Kai I think he’s talking about mashing then adding in his sparge water afterwards, but before draining.  Like a giant mashout.

But I was just reading that some commercial brewers use as high as 3qt/lb in their mash without conversion suffering.  That was higher than the 2qt/lb I’d seen as an upper end for safe mashing.  I think they do this so the mash is more easily pumped, but it does expand the usable range for us homebrewers.  Especially those who like a no-sparge for the ease.  Those who like no-sparge for the higher flavor to fermentables ratio, probably wouldnt’ want to dilut it with this thin of a mash.

Oscar, you didn’t understand malzig’s explanation of how two rinsings is better than one?  Of course I’d probably raise an eyebrow if you described some simple aspect of commercial aviation.

I understand why rinsing twice will improve sugar extraction. I didn’t understand his logic/math.

Tubercle raised an eyebrow too but it was because the logic/math DID make sense.
I’m scared now.

Wasn’t there some talk on here a while back about some kind of super sparge or something like the OP is talking about?

To be honest, if I could avg 70-75% eff doing one sparge then that would be my method. I’d be happy with those numbers. Maybe mashing 1.2 to 1.5 qt/# then upping it to 3 for the sparge and lauter would work.

Yeah I was scratching my head too because the math made sense. Still does. :wink:

OK, this post is for those who are not brewing geniuses,
Yep, math hurts my brain…  In “Radical Brewing”, Randy Mosher talks about how hard it is to get really high gravities from a particular mash, which makes sense because water can only hold so much sugar (saturation)… Is this the same reason that a no-sparge method would yield a lower efficiency?
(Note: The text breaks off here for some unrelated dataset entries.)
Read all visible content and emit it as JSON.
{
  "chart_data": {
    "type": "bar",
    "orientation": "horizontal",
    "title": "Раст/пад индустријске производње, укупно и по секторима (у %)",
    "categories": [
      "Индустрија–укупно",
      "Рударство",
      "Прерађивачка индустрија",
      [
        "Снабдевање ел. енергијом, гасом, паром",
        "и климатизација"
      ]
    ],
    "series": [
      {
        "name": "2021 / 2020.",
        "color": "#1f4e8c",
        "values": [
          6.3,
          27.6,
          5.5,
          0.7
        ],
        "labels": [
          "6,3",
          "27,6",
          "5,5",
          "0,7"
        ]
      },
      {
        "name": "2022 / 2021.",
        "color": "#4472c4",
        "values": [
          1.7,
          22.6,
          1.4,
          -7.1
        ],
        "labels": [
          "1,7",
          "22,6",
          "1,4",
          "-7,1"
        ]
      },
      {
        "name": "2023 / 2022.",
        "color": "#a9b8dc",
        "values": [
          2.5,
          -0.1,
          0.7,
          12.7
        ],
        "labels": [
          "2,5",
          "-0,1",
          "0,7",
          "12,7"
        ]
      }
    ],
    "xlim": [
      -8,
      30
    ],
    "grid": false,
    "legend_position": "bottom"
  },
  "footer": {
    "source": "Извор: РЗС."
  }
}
Well if it makes sense to you all I will write it out, make some diagrams and try to get my head around it. Prima facie it makes no sense to me, but that may say more about me than about the math.

Hope this doesn’t turn into the efficiency thread… :wink:

If you are interested, there is some info on this here: Batch Sparging Analysis - German brewing and more

including some graphs.

Kai

Danke schön.

Bitte schön.

The nice thing about batch sparging is that it is easily modeled and that one can actually predict the lauter efficiency based on a few parameters like grain absorption and water use and run-off size.

Kai

Boy, I wish my no sparge efficiency only dropped that much!  I go from 85% with a single batch sparge to somewhere between 55-65% with no sparge.
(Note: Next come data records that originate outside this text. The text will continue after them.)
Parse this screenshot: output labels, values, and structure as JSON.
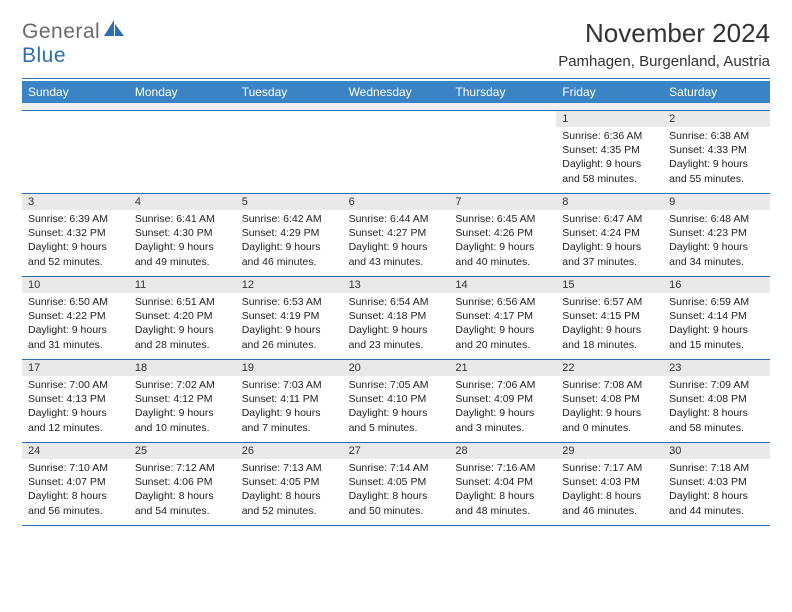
{
  "logo": {
    "text1": "General",
    "text2": "Blue"
  },
  "title": "November 2024",
  "location": "Pamhagen, Burgenland, Austria",
  "colors": {
    "header_bg": "#3a84c6",
    "rule": "#2a6fb3",
    "daynum_bg": "#e9e9e9",
    "logo_gray": "#6b6b6b",
    "logo_blue": "#2a6fb3"
  },
  "day_labels": [
    "Sunday",
    "Monday",
    "Tuesday",
    "Wednesday",
    "Thursday",
    "Friday",
    "Saturday"
  ],
  "weeks": [
    [
      null,
      null,
      null,
      null,
      null,
      {
        "n": "1",
        "sr": "6:36 AM",
        "ss": "4:35 PM",
        "dl": "9 hours and 58 minutes."
      },
      {
        "n": "2",
        "sr": "6:38 AM",
        "ss": "4:33 PM",
        "dl": "9 hours and 55 minutes."
      }
    ],
    [
      {
        "n": "3",
        "sr": "6:39 AM",
        "ss": "4:32 PM",
        "dl": "9 hours and 52 minutes."
      },
      {
        "n": "4",
        "sr": "6:41 AM",
        "ss": "4:30 PM",
        "dl": "9 hours and 49 minutes."
      },
      {
        "n": "5",
        "sr": "6:42 AM",
        "ss": "4:29 PM",
        "dl": "9 hours and 46 minutes."
      },
      {
        "n": "6",
        "sr": "6:44 AM",
        "ss": "4:27 PM",
        "dl": "9 hours and 43 minutes."
      },
      {
        "n": "7",
        "sr": "6:45 AM",
        "ss": "4:26 PM",
        "dl": "9 hours and 40 minutes."
      },
      {
        "n": "8",
        "sr": "6:47 AM",
        "ss": "4:24 PM",
        "dl": "9 hours and 37 minutes."
      },
      {
        "n": "9",
        "sr": "6:48 AM",
        "ss": "4:23 PM",
        "dl": "9 hours and 34 minutes."
      }
    ],
    [
      {
        "n": "10",
        "sr": "6:50 AM",
        "ss": "4:22 PM",
        "dl": "9 hours and 31 minutes."
      },
      {
        "n": "11",
        "sr": "6:51 AM",
        "ss": "4:20 PM",
        "dl": "9 hours and 28 minutes."
      },
      {
        "n": "12",
        "sr": "6:53 AM",
        "ss": "4:19 PM",
        "dl": "9 hours and 26 minutes."
      },
      {
        "n": "13",
        "sr": "6:54 AM",
        "ss": "4:18 PM",
        "dl": "9 hours and 23 minutes."
      },
      {
        "n": "14",
        "sr": "6:56 AM",
        "ss": "4:17 PM",
        "dl": "9 hours and 20 minutes."
      },
      {
        "n": "15",
        "sr": "6:57 AM",
        "ss": "4:15 PM",
        "dl": "9 hours and 18 minutes."
      },
      {
        "n": "16",
        "sr": "6:59 AM",
        "ss": "4:14 PM",
        "dl": "9 hours and 15 minutes."
      }
    ],
    [
      {
        "n": "17",
        "sr": "7:00 AM",
        "ss": "4:13 PM",
        "dl": "9 hours and 12 minutes."
      },
      {
        "n": "18",
        "sr": "7:02 AM",
        "ss": "4:12 PM",
        "dl": "9 hours and 10 minutes."
      },
      {
        "n": "19",
        "sr": "7:03 AM",
        "ss": "4:11 PM",
        "dl": "9 hours and 7 minutes."
      },
      {
        "n": "20",
        "sr": "7:05 AM",
        "ss": "4:10 PM",
        "dl": "9 hours and 5 minutes."
      },
      {
        "n": "21",
        "sr": "7:06 AM",
        "ss": "4:09 PM",
        "dl": "9 hours and 3 minutes."
      },
      {
        "n": "22",
        "sr": "7:08 AM",
        "ss": "4:08 PM",
        "dl": "9 hours and 0 minutes."
      },
      {
        "n": "23",
        "sr": "7:09 AM",
        "ss": "4:08 PM",
        "dl": "8 hours and 58 minutes."
      }
    ],
    [
      {
        "n": "24",
        "sr": "7:10 AM",
        "ss": "4:07 PM",
        "dl": "8 hours and 56 minutes."
      },
      {
        "n": "25",
        "sr": "7:12 AM",
        "ss": "4:06 PM",
        "dl": "8 hours and 54 minutes."
      },
      {
        "n": "26",
        "sr": "7:13 AM",
        "ss": "4:05 PM",
        "dl": "8 hours and 52 minutes."
      },
      {
        "n": "27",
        "sr": "7:14 AM",
        "ss": "4:05 PM",
        "dl": "8 hours and 50 minutes."
      },
      {
        "n": "28",
        "sr": "7:16 AM",
        "ss": "4:04 PM",
        "dl": "8 hours and 48 minutes."
      },
      {
        "n": "29",
        "sr": "7:17 AM",
        "ss": "4:03 PM",
        "dl": "8 hours and 46 minutes."
      },
      {
        "n": "30",
        "sr": "7:18 AM",
        "ss": "4:03 PM",
        "dl": "8 hours and 44 minutes."
      }
    ]
  ],
  "labels": {
    "sunrise": "Sunrise:",
    "sunset": "Sunset:",
    "daylight": "Daylight:"
  }
}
The difference is dependent on the qt/lb and whether you add water to mash out.  At 2qt/lb and using 0.125gal/lb bound water, you are looking at a partitioning of 0.125gal bound/0.5gal total.  You get 0.375gal drained which is 75%.

At 1qt/lb, the percentage goes down to 50% (bound is half the total).  At 1.5qt/lb its 62.5%.
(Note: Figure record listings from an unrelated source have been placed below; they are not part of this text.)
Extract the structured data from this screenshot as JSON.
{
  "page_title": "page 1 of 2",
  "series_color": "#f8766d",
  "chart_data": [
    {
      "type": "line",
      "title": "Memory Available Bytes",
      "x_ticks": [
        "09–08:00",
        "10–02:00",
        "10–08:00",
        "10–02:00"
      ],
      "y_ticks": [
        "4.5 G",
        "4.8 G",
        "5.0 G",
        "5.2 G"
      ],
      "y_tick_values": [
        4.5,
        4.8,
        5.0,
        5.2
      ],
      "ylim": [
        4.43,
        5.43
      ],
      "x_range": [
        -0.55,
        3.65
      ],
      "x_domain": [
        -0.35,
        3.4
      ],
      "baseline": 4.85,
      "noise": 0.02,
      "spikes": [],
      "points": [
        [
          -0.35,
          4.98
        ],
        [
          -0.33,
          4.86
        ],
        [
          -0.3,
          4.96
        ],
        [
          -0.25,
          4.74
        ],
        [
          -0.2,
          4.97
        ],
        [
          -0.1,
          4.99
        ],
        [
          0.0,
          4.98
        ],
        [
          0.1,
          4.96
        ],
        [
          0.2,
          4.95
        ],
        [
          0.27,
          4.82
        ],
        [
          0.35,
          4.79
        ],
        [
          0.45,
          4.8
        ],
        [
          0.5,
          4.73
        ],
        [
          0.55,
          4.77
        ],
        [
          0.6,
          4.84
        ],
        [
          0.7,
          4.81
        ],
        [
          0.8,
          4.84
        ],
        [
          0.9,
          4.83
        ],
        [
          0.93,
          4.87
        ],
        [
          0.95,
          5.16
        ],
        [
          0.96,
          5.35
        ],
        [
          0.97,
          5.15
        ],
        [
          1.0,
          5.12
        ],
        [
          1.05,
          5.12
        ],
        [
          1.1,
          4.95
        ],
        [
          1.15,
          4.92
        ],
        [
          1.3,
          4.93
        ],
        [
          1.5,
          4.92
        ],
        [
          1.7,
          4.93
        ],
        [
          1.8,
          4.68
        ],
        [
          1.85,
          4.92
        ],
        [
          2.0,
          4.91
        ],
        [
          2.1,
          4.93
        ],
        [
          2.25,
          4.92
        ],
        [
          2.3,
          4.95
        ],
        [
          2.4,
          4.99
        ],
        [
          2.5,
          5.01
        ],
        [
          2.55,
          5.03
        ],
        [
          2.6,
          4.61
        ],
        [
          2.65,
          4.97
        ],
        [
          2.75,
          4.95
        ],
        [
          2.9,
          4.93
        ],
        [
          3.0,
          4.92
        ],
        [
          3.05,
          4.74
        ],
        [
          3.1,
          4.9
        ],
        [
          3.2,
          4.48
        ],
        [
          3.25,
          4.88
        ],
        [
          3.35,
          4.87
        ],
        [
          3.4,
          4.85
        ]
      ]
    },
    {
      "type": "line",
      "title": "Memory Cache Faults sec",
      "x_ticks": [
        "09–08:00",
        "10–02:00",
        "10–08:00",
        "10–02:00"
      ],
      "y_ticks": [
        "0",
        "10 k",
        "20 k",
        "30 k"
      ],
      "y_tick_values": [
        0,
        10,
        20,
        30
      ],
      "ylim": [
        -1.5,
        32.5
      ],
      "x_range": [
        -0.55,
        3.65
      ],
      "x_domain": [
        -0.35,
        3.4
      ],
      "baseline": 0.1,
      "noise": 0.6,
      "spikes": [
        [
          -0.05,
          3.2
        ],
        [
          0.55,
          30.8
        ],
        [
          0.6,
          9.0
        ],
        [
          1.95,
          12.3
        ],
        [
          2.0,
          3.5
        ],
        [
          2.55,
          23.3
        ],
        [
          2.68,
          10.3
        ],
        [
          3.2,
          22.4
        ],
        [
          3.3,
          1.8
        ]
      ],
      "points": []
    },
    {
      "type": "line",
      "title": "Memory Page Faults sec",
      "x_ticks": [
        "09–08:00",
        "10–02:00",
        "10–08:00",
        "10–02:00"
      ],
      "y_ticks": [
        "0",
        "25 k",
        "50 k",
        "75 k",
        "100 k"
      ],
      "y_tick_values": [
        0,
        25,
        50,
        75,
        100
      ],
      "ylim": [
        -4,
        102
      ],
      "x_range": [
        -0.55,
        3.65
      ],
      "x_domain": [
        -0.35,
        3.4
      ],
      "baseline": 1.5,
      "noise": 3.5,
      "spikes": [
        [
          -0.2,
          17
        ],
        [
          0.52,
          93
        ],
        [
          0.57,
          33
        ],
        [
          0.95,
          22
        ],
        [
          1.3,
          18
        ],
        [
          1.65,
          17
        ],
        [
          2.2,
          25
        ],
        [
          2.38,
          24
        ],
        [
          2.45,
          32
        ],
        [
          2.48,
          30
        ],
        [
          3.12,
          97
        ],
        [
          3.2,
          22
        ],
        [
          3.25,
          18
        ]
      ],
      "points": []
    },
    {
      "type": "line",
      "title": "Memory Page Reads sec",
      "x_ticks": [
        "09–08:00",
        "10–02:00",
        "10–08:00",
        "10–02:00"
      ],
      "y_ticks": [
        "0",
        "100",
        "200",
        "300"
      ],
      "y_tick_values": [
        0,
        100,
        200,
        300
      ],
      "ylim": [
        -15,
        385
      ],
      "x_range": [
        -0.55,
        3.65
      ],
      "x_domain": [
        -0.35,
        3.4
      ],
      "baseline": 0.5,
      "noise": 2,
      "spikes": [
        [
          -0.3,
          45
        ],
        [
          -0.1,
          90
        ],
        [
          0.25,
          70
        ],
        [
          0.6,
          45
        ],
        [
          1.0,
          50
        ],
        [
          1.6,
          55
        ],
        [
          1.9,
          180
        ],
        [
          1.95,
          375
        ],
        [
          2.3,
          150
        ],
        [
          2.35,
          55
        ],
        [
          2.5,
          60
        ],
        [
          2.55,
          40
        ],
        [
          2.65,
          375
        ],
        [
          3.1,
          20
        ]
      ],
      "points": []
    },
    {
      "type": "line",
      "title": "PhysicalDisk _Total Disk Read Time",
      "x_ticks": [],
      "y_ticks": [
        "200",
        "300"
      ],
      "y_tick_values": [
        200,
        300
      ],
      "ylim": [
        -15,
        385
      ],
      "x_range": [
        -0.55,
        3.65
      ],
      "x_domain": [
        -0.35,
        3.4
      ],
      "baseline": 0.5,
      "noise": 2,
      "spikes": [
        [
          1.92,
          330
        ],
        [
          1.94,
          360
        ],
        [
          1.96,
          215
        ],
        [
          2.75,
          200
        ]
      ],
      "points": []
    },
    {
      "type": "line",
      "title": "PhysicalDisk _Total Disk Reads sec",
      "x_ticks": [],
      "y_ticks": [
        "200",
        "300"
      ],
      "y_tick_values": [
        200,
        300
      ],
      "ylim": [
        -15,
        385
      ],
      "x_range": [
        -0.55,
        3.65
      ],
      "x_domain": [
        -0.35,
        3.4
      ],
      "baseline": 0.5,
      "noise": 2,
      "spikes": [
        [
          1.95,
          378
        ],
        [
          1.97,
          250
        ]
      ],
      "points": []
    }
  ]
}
The more you leave behind to begin with, the more you’ll pick up from the sparge.

My last 8-9 batches have been 5.5 gallons vs. my typical 11. Having the extra head space in my mash tun (70 quart extreme) I’ve been doing exactly what the OP asked about. After I’m done mashing (usually 60 minutes) I’ve been adding the required amount of sparge liquor to get my desired preboil volume and then recirculating for 15 minutes. My efficieny has dropped slightly, but not that dramatically. For an 11 gallon batch where I would do two run offs from the tun I typically would see anywhere from 76-82% efficiency depending on the recipe. These 5.5 gallon batches where I’ve been adding all the sparge water prior to run off I’ve been getting right around 72-74% efficiency. Nothing an extra pound of base malt won’t fix were I concerned about the drop. But it isn’t significant enough that I care.